Son zamanlarda bazı haber siteleri ve Başkan Dursun Özbek’in dile getirdiği ligimizin en çok gol atılan sezonu ile ilgili bir farkındalık oluştu. Ligimizin gol rekoru 103 gollü Fenerbahçe’nin şampiyon olduğu 1988-89 sezonu olarak biliniyor. Oysa ligimizin en yüksek gol rekoru 1962-63 sezonunda Galatasaray’a ait. Bu belge TFF’nin sitesinde de mevcut. Fotoğrafını da ben yükledim. İki aşamalı bir grup olduğu için bizim rekorumuzu görmezden geliyorlar ama öyle bir ayrım olması çok saçma. O sezon iki tane gol kralı mı seçtiniz ki ligi  ikiye bölüyorsunuz?

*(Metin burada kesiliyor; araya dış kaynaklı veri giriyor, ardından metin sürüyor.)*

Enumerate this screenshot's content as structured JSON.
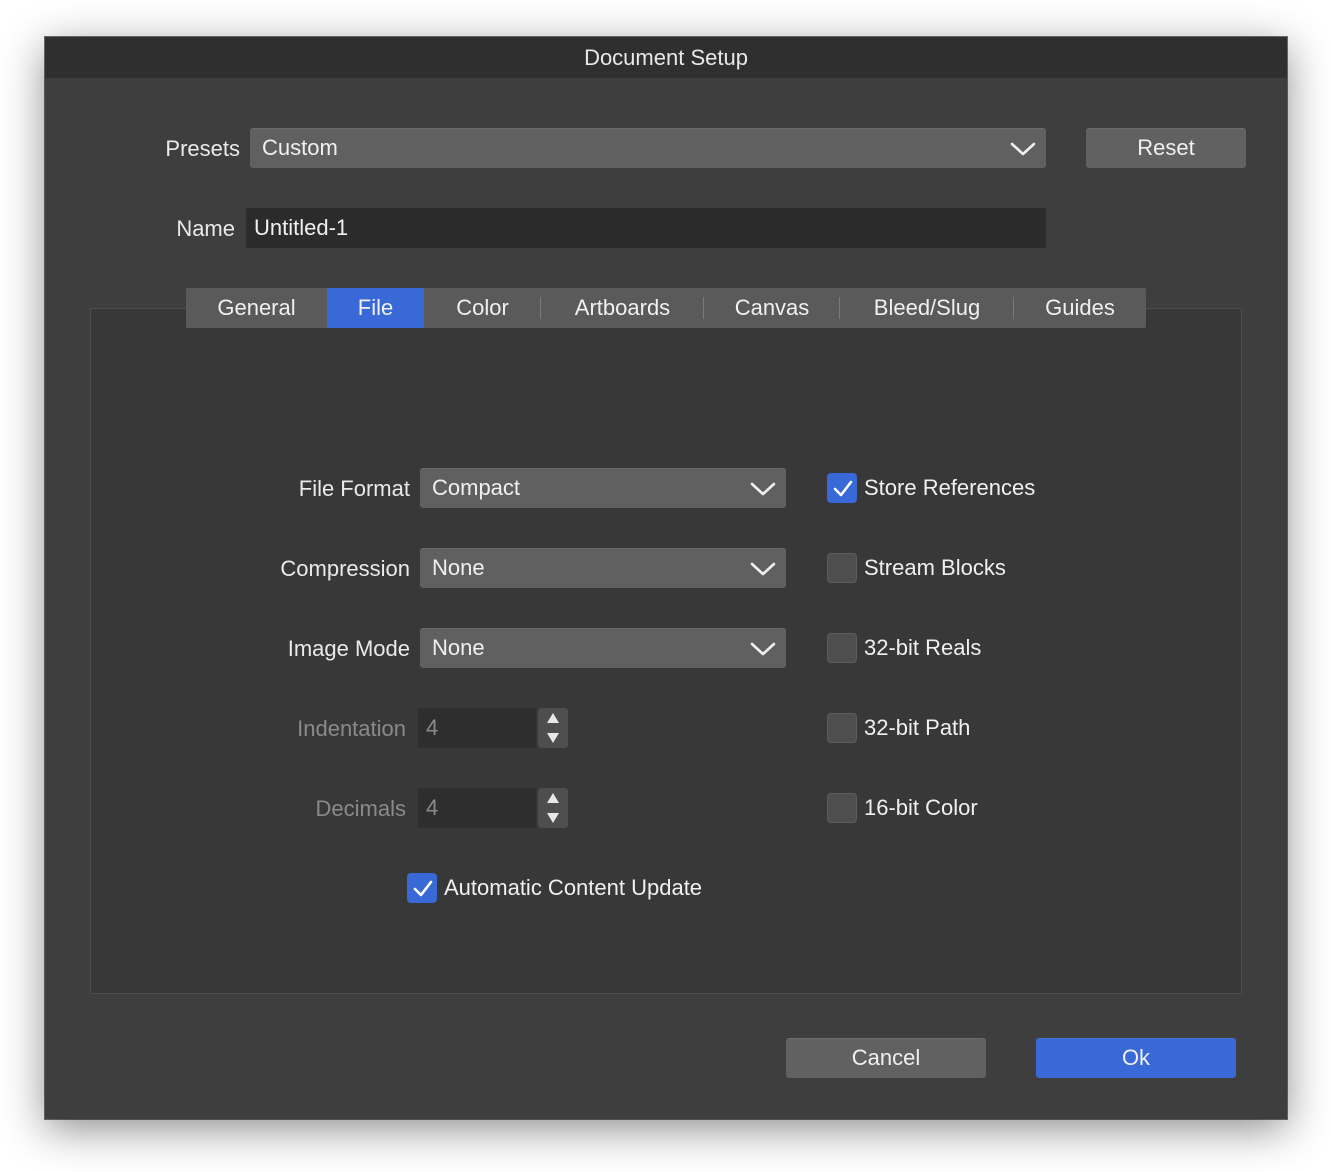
{
  "window": {
    "title": "Document Setup"
  },
  "presets": {
    "label": "Presets",
    "value": "Custom",
    "reset_label": "Reset"
  },
  "name": {
    "label": "Name",
    "value": "Untitled-1"
  },
  "tabs": [
    "General",
    "File",
    "Color",
    "Artboards",
    "Canvas",
    "Bleed/Slug",
    "Guides"
  ],
  "active_tab": "File",
  "file": {
    "file_format": {
      "label": "File Format",
      "value": "Compact"
    },
    "compression": {
      "label": "Compression",
      "value": "None"
    },
    "image_mode": {
      "label": "Image Mode",
      "value": "None"
    },
    "indentation": {
      "label": "Indentation",
      "value": "4"
    },
    "decimals": {
      "label": "Decimals",
      "value": "4"
    },
    "automatic_content_update": {
      "label": "Automatic Content Update",
      "checked": true
    },
    "store_references": {
      "label": "Store References",
      "checked": true
    },
    "stream_blocks": {
      "label": "Stream Blocks",
      "checked": false
    },
    "reals_32bit": {
      "label": "32-bit Reals",
      "checked": false
    },
    "path_32bit": {
      "label": "32-bit Path",
      "checked": false
    },
    "color_16bit": {
      "label": "16-bit Color",
      "checked": false
    }
  },
  "footer": {
    "cancel_label": "Cancel",
    "ok_label": "Ok"
  },
  "colors": {
    "accent": "#3869d6",
    "window_bg": "#3e3e3e",
    "panel_bg": "#383838"
  }
}
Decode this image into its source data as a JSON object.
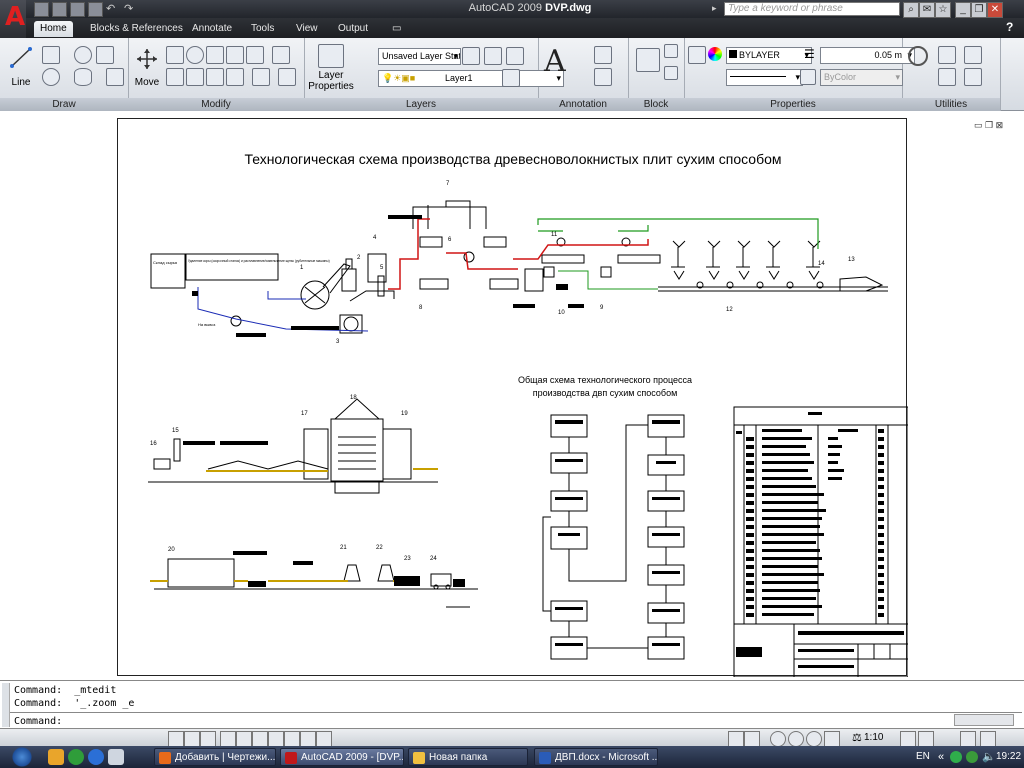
{
  "app": {
    "title": "AutoCAD 2009",
    "document": "DVP.dwg",
    "search_placeholder": "Type a keyword or phrase",
    "help_label": "?"
  },
  "ribbon": {
    "tabs": [
      {
        "label": "Home",
        "active": true
      },
      {
        "label": "Blocks & References"
      },
      {
        "label": "Annotate"
      },
      {
        "label": "Tools"
      },
      {
        "label": "View"
      },
      {
        "label": "Output"
      }
    ],
    "panels": {
      "draw": {
        "title": "Draw",
        "line_label": "Line"
      },
      "modify": {
        "title": "Modify",
        "move_label": "Move"
      },
      "layers": {
        "title": "Layers",
        "layer_properties_label": "Layer Properties",
        "layer_state": "Unsaved Layer State",
        "current_layer": "Layer1"
      },
      "annotation": {
        "title": "Annotation",
        "text_glyph": "A"
      },
      "block": {
        "title": "Block"
      },
      "properties": {
        "title": "Properties",
        "color": "BYLAYER",
        "lineweight": "0.05 m",
        "plotstyle": "ByColor"
      },
      "utilities": {
        "title": "Utilities"
      }
    }
  },
  "drawing": {
    "main_title": "Технологическая схема производства древесноволокнистых плит сухим способом",
    "general_scheme_title_line1": "Общая схема технологического процесса",
    "general_scheme_title_line2": "производства двп сухим способом",
    "box_warehouse": "Склад сырья",
    "box_debarking": "Удаление коры (окорочный станок) и расплавление/измельчение щепы (рубительные машины)",
    "label_discharge": "На вывоз",
    "numbers": [
      "1",
      "2",
      "3",
      "4",
      "5",
      "6",
      "7",
      "8",
      "9",
      "10",
      "11",
      "12",
      "13",
      "14",
      "15",
      "16",
      "17",
      "18",
      "19",
      "20",
      "21",
      "22",
      "23",
      "24"
    ]
  },
  "command_area": {
    "line1": "Command:  _mtedit",
    "line2": "Command:  '_.zoom _e",
    "prompt": "Command:"
  },
  "status_bar": {
    "annotation_scale": "1:10"
  },
  "taskbar": {
    "items": [
      {
        "label": "Добавить | Чертежи...",
        "color": "#e86a1a"
      },
      {
        "label": "AutoCAD 2009 - [DVP...",
        "color": "#c0181b",
        "active": true
      },
      {
        "label": "Новая папка",
        "color": "#f0c040"
      },
      {
        "label": "ДВП.docx - Microsoft ...",
        "color": "#2a5cb8"
      }
    ],
    "language": "EN",
    "clock": "19:22"
  }
}
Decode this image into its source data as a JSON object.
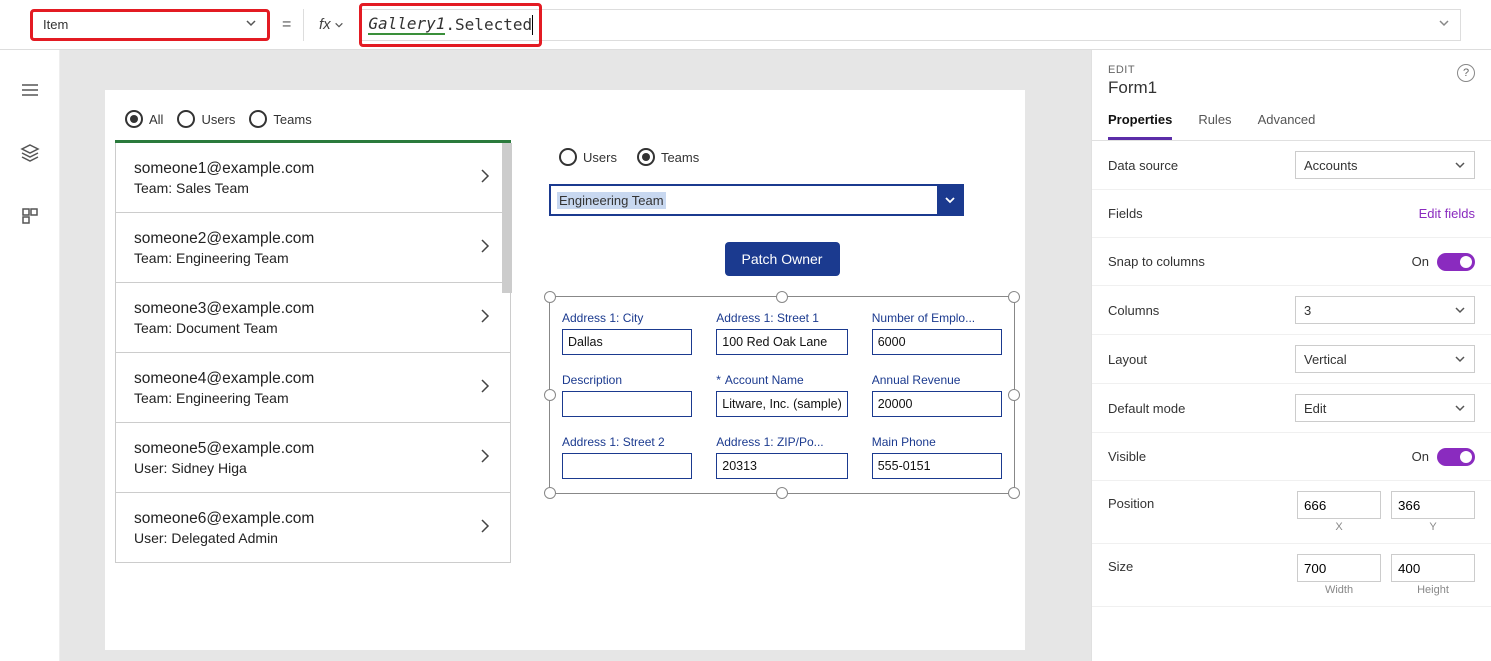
{
  "topbar": {
    "property": "Item",
    "fx": "fx",
    "formula_g": "Gallery1",
    "formula_rest": ".Selected"
  },
  "radios_main": {
    "all": "All",
    "users": "Users",
    "teams": "Teams"
  },
  "gallery": [
    {
      "mail": "someone1@example.com",
      "sub": "Team: Sales Team"
    },
    {
      "mail": "someone2@example.com",
      "sub": "Team: Engineering Team"
    },
    {
      "mail": "someone3@example.com",
      "sub": "Team: Document Team"
    },
    {
      "mail": "someone4@example.com",
      "sub": "Team: Engineering Team"
    },
    {
      "mail": "someone5@example.com",
      "sub": "User: Sidney Higa"
    },
    {
      "mail": "someone6@example.com",
      "sub": "User: Delegated Admin"
    }
  ],
  "radios_form": {
    "users": "Users",
    "teams": "Teams"
  },
  "combo": "Engineering Team",
  "patch": "Patch Owner",
  "form": {
    "f1": {
      "label": "Address 1: City",
      "value": "Dallas"
    },
    "f2": {
      "label": "Address 1: Street 1",
      "value": "100 Red Oak Lane"
    },
    "f3": {
      "label": "Number of Emplo...",
      "value": "6000"
    },
    "f4": {
      "label": "Description",
      "value": ""
    },
    "f5": {
      "label": "Account Name",
      "value": "Litware, Inc. (sample)"
    },
    "f6": {
      "label": "Annual Revenue",
      "value": "20000"
    },
    "f7": {
      "label": "Address 1: Street 2",
      "value": ""
    },
    "f8": {
      "label": "Address 1: ZIP/Po...",
      "value": "20313"
    },
    "f9": {
      "label": "Main Phone",
      "value": "555-0151"
    }
  },
  "panel": {
    "edit": "EDIT",
    "name": "Form1",
    "tabs": {
      "p": "Properties",
      "r": "Rules",
      "a": "Advanced"
    },
    "datasource_lbl": "Data source",
    "datasource_val": "Accounts",
    "fields_lbl": "Fields",
    "fields_link": "Edit fields",
    "snap_lbl": "Snap to columns",
    "on": "On",
    "cols_lbl": "Columns",
    "cols_val": "3",
    "layout_lbl": "Layout",
    "layout_val": "Vertical",
    "mode_lbl": "Default mode",
    "mode_val": "Edit",
    "visible_lbl": "Visible",
    "pos_lbl": "Position",
    "pos_x": "666",
    "pos_y": "366",
    "x": "X",
    "y": "Y",
    "size_lbl": "Size",
    "size_w": "700",
    "size_h": "400",
    "w": "Width",
    "h": "Height"
  }
}
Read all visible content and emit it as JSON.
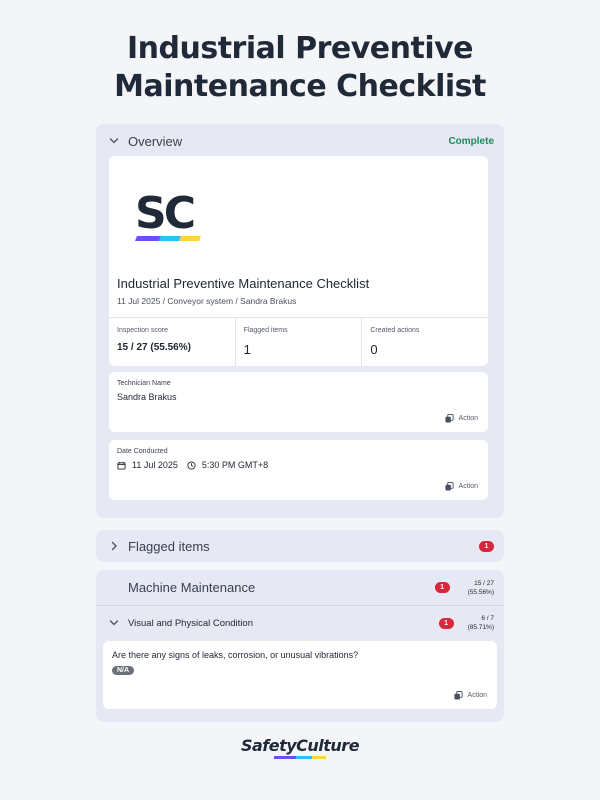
{
  "page": {
    "title_line1": "Industrial Preventive",
    "title_line2": "Maintenance Checklist"
  },
  "overview": {
    "label": "Overview",
    "status": "Complete",
    "logo": {
      "text": "SC",
      "stripe_colors": [
        "#6a4ff5",
        "#29c2f2",
        "#ffd23f"
      ]
    },
    "report_title": "Industrial Preventive Maintenance Checklist",
    "report_subtitle": "11 Jul 2025 / Conveyor system / Sandra Brakus",
    "stats": [
      {
        "label": "Inspection score",
        "value": "15 / 27 (55.56%)"
      },
      {
        "label": "Flagged items",
        "value": "1"
      },
      {
        "label": "Created actions",
        "value": "0"
      }
    ],
    "technician": {
      "label": "Technician Name",
      "value": "Sandra Brakus",
      "action": "Action"
    },
    "date": {
      "label": "Date Conducted",
      "date": "11 Jul 2025",
      "time": "5:30 PM GMT+8",
      "action": "Action"
    }
  },
  "flagged": {
    "label": "Flagged items",
    "count": "1"
  },
  "machine": {
    "label": "Machine Maintenance",
    "count": "1",
    "score_line1": "15 / 27",
    "score_line2": "(55.56%)",
    "sub": {
      "label": "Visual and Physical Condition",
      "count": "1",
      "score_line1": "6 / 7",
      "score_line2": "(85.71%)",
      "question": "Are there any signs of leaks, corrosion, or unusual vibrations?",
      "answer": "N/A",
      "action": "Action"
    }
  },
  "footer": {
    "brand": "SafetyCulture"
  },
  "colors": {
    "accent_green": "#1e8a5a",
    "flag_red": "#d8263a",
    "section_bg": "#e6e8f4"
  }
}
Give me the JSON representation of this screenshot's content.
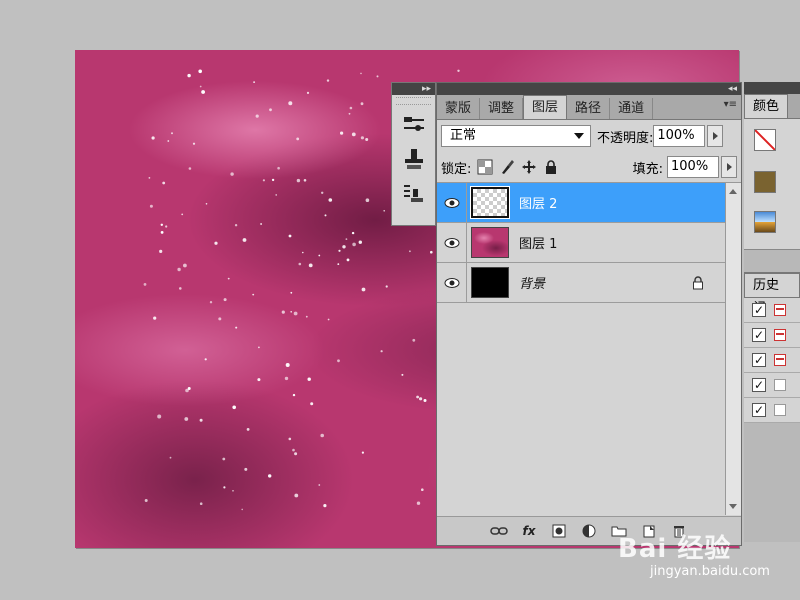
{
  "toolstrip": {
    "collapse_glyph": "▸▸"
  },
  "layers_panel": {
    "collapse_glyph": "◂◂",
    "tabs": [
      {
        "label": "蒙版"
      },
      {
        "label": "调整"
      },
      {
        "label": "图层"
      },
      {
        "label": "路径"
      },
      {
        "label": "通道"
      }
    ],
    "active_tab": "图层",
    "menu_glyph": "▾≡",
    "blend_mode": "正常",
    "opacity_label": "不透明度:",
    "opacity_value": "100%",
    "lock_label": "锁定:",
    "fill_label": "填充:",
    "fill_value": "100%",
    "layers": [
      {
        "name": "图层 2",
        "selected": true,
        "visible": true,
        "thumb": "transparent"
      },
      {
        "name": "图层 1",
        "selected": false,
        "visible": true,
        "thumb": "pink-cloud"
      },
      {
        "name": "背景",
        "selected": false,
        "visible": true,
        "thumb": "black",
        "locked": true
      }
    ],
    "bottom_icons": [
      "link-icon",
      "fx-icon",
      "mask-icon",
      "adjustment-icon",
      "folder-icon",
      "new-layer-icon",
      "trash-icon"
    ],
    "fx_label": "fx"
  },
  "right_dock": {
    "color_tab": "颜色",
    "history_tab": "历史记"
  },
  "watermark": {
    "logo": "Bai 经验",
    "url": "jingyan.baidu.com"
  },
  "colors": {
    "canvas_base": "#b8376f",
    "selection_blue": "#3d9ffa",
    "panel_gray": "#d4d4d4"
  }
}
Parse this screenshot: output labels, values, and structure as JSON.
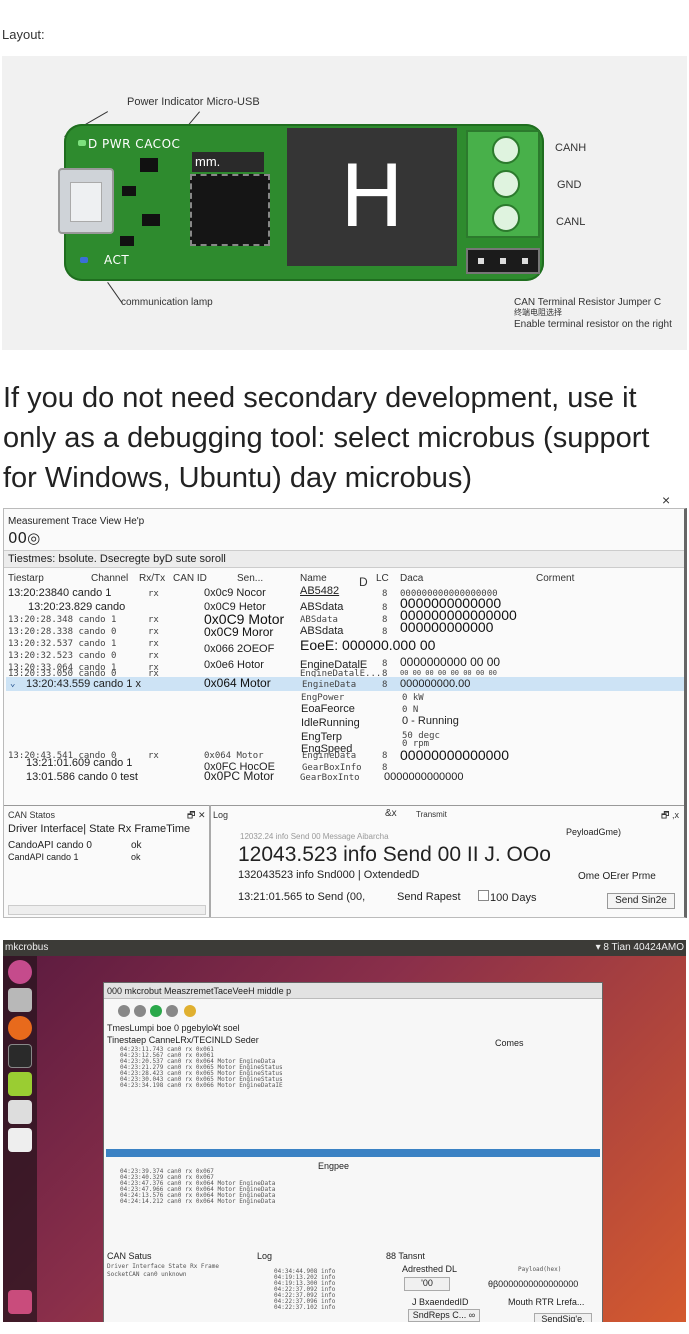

Dikkatimi bu konuya yönelten Mustafa Çayır’a teşekkür ederim. Dikkatli bir Galatasaraylısın, umarım hep güzel başarılara tanık olursun…

 

 

Blog’un kuruluş amacı ve hikayesi için https://www.3numaraliuye.com/3-numarali-uye/  yazısını mutlaka okuyun!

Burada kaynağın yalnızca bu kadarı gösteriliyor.